Bill Walsh loved to teach. This is his final lecture on leadership.
PROLOGUE
To Succeed You Must Fail
I would never write anything that suggests the path to success is a continuum of positive, even euphoric experiences—that if you do all the right things everything will work out. Frequently it doesn’t; often you crash and burn. This is part and parcel of pursuing and achieving very ambitious goals. It is also one of the profound lessons I have learned during my career, namely, that even when you have an organization brimming with talent, victory is not always under your control. Rather, it’s like quicksilver—fleeting and elusive, not something you can summon at will even under the best circumstances. Almost always, your road to victory goes through a place called “failure.”
That reality was present throughout my career, from coaching the Huskies of Washington Union High School in Fremont, California, to the San Francisco 49ers, and all the stops along the way—San Jose State, Stanford University and the University of California-Berkeley, the Oakland Raiders, the Cincinnati Bengals, and the San Diego Chargers. Always the same principle was present: There is no guarantee, no ultimate formula for success.
However, a resolute and resourceful leader understands that there are a multitude of means to increase the
probability
of success.
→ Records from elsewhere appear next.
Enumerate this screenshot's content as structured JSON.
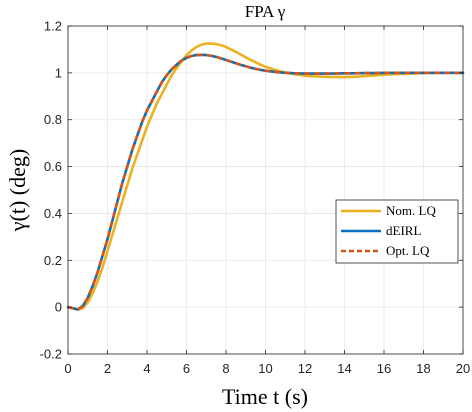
{
  "chart_data": {
    "type": "line",
    "title": "FPA γ",
    "xlabel": "Time t (s)",
    "ylabel": "γ(t) (deg)",
    "xlim": [
      0,
      20
    ],
    "ylim": [
      -0.2,
      1.2
    ],
    "xticks": [
      0,
      2,
      4,
      6,
      8,
      10,
      12,
      14,
      16,
      18,
      20
    ],
    "yticks": [
      -0.2,
      0,
      0.2,
      0.4,
      0.6,
      0.8,
      1,
      1.2
    ],
    "xtick_labels": [
      "0",
      "2",
      "4",
      "6",
      "8",
      "10",
      "12",
      "14",
      "16",
      "18",
      "20"
    ],
    "ytick_labels": [
      "-0.2",
      "0",
      "0.2",
      "0.4",
      "0.6",
      "0.8",
      "1",
      "1.2"
    ],
    "grid": true,
    "legend_position": "right",
    "x": [
      0,
      0.25,
      0.5,
      0.75,
      1,
      1.25,
      1.5,
      1.75,
      2,
      2.25,
      2.5,
      2.75,
      3,
      3.25,
      3.5,
      3.75,
      4,
      4.25,
      4.5,
      4.75,
      5,
      5.25,
      5.5,
      5.75,
      6,
      6.25,
      6.5,
      6.75,
      7,
      7.25,
      7.5,
      7.75,
      8,
      8.25,
      8.5,
      8.75,
      9,
      9.25,
      9.5,
      9.75,
      10,
      10.5,
      11,
      11.5,
      12,
      12.5,
      13,
      13.5,
      14,
      14.5,
      15,
      15.5,
      16,
      17,
      18,
      19,
      20
    ],
    "series": [
      {
        "name": "Nom. LQ",
        "color": "#EDB120",
        "style": "solid",
        "values": [
          0,
          -0.005,
          -0.01,
          -0.005,
          0.02,
          0.06,
          0.11,
          0.17,
          0.24,
          0.31,
          0.38,
          0.45,
          0.52,
          0.59,
          0.65,
          0.71,
          0.77,
          0.82,
          0.87,
          0.91,
          0.95,
          0.99,
          1.02,
          1.05,
          1.075,
          1.095,
          1.11,
          1.12,
          1.125,
          1.125,
          1.123,
          1.118,
          1.11,
          1.1,
          1.09,
          1.078,
          1.066,
          1.055,
          1.045,
          1.035,
          1.026,
          1.012,
          1.002,
          0.994,
          0.988,
          0.985,
          0.983,
          0.982,
          0.982,
          0.983,
          0.986,
          0.989,
          0.992,
          0.996,
          0.999,
          1.0,
          1.0
        ]
      },
      {
        "name": "dEIRL",
        "color": "#0072BD",
        "style": "solid",
        "values": [
          0,
          -0.005,
          -0.01,
          0.005,
          0.04,
          0.09,
          0.15,
          0.22,
          0.29,
          0.37,
          0.45,
          0.53,
          0.6,
          0.67,
          0.73,
          0.79,
          0.84,
          0.88,
          0.92,
          0.96,
          0.99,
          1.015,
          1.035,
          1.052,
          1.064,
          1.072,
          1.076,
          1.077,
          1.076,
          1.073,
          1.068,
          1.062,
          1.055,
          1.048,
          1.041,
          1.034,
          1.028,
          1.022,
          1.017,
          1.013,
          1.009,
          1.004,
          1.0,
          0.998,
          0.997,
          0.997,
          0.997,
          0.997,
          0.998,
          0.998,
          0.999,
          0.999,
          1.0,
          1.0,
          1.0,
          1.0,
          1.0
        ]
      },
      {
        "name": "Opt. LQ",
        "color": "#D95319",
        "style": "dashed",
        "values": [
          0,
          -0.005,
          -0.01,
          0.005,
          0.04,
          0.09,
          0.15,
          0.22,
          0.29,
          0.37,
          0.45,
          0.53,
          0.6,
          0.67,
          0.73,
          0.79,
          0.84,
          0.88,
          0.92,
          0.96,
          0.99,
          1.015,
          1.035,
          1.052,
          1.064,
          1.072,
          1.076,
          1.077,
          1.076,
          1.073,
          1.068,
          1.062,
          1.055,
          1.048,
          1.041,
          1.034,
          1.028,
          1.022,
          1.017,
          1.013,
          1.009,
          1.004,
          1.0,
          0.998,
          0.997,
          0.997,
          0.997,
          0.997,
          0.998,
          0.998,
          0.999,
          0.999,
          1.0,
          1.0,
          1.0,
          1.0,
          1.0
        ]
      }
    ]
  }
}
And that’s what it all comes down to, namely, intelligently and relentlessly seeking solutions that will increase your chance of prevailing in a competitive environment. When you do that, the score will take care of itself.
Professional football, in my opinion, is the moral equivalent of war. The stress, wear and tear, and assault on a person’s spirit and basic self-esteem are incredible. It takes an individual to the outer limits of his capabilities and may provide one of the ultimate studies of people because it is such a cruel, volatile, and emotionally and physically dangerous activity.